Бутылку с двуглавием Арарата распечатывать Клавдия Дмитриевна не разрешила. Раздумала пить, убоялась. Миновал миг решимости.
— Нет, нет, милочка, убьет меня это зелье! — Старуха поднялась, поклонилась, переняв из старины, поясной поклон. Она не в той поре жизнь прожила, когда так кланялись бедные перед богатыми, в пояс чтобы. Она в невольной воле складывала свою жизнь. Тогда, в комиссарскую пору, в наркомовскую, всего боялись, это верно, но жили вольно, демократично, часто на «ты» с властителями. Так она и жила, обслуживаясь, обслуживая. А вот поклонилась поклоном из царских времен. Вдруг спина ее старая вспомнила, что так надо кланяться, если ты стара, если ты нища, если из милости живешь на задах имения богатых хозяев. Из давнего, совсем давнего, пришел поклон, затверженный, может, и от крепостной поры, в генах запечатанный. Для нынешних времен демократических, гляди-ка, в пору пришелся этот раболепствующий поклон. Как старая одежда из сундука прабабушки вдруг оказывается модной, ко времени. Поклонилась в пояс, шатко пошла, нашаривая ногами ступени.
Все же ее поклон изумил Юрия Забелина. Он кинулся подсобить старухе. Взял под руку, повел по узкой дорожке в глубину участка, к ее там домику, к однокомнатной избушке. Занятное было сооружение. Из толстенных сосновых бревен, которые могли бы большой дом в основании держать. А тут — комнатенка с крылечком и все. Домик явно сложили из вековых сосен, росших тут же, на участке, — когда-то опушке древнего подмосковного леса.
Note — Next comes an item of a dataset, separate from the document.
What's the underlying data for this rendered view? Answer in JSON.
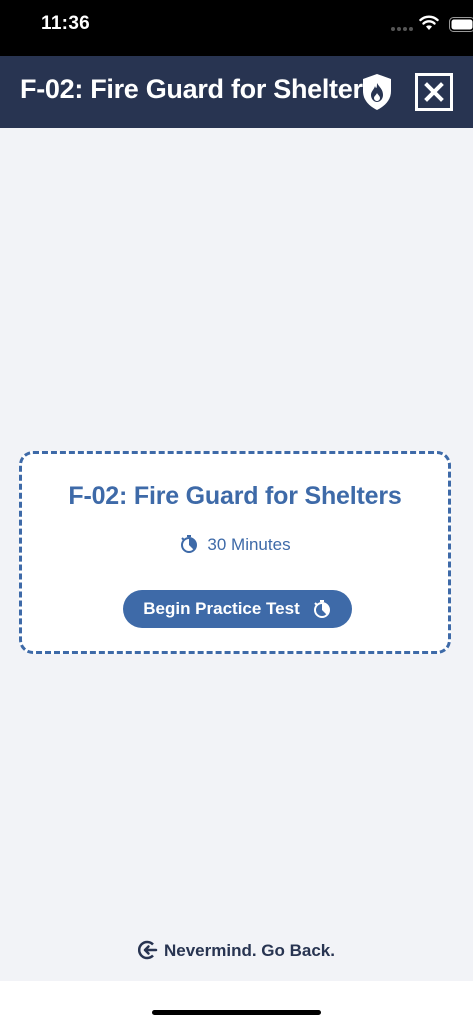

Спилили пару сосен, никого не спрося, подсушили бревна на задах участка-леса, а потом уложили могучие бревна срубом, возвели из досок крышу, крыльцо сладили. Торчала из крыши труба печная. Стало быть, была печка в этой избушке на курьих ножках, Юрий Забелин в домике старухи ни разу не бывал. Клавдия Дмитриевна не звала, он сам не проявлял интереса. Отдал, вроде как передал во владение этот домик бывшей хозяйке снесенной дачи. Но она была хозяйкой и участка, который был несносимым, и этих цветников стародавних, которые выходили из семян. Клавдия Дмитриевна, не владея уже ничем, оставалась тут хозяйкой. Если по совести рассудить. Странная это штука — совесть. Нет-нет, да и напоминает себя. Словом, ни сам хозяин новый, ни его жена и ее подруга, никто из них старуху в ее домике не беспокоил, за ней оставили домик. А вот фокс захаживал. Что-то ему там приглянулось, раз захаживал. Сама старуха ему, должно быть, приглянулась. Фоксы по пустому с людьми дружбу не заводят. Их куском не приманить. Да и был он сыт под завязку.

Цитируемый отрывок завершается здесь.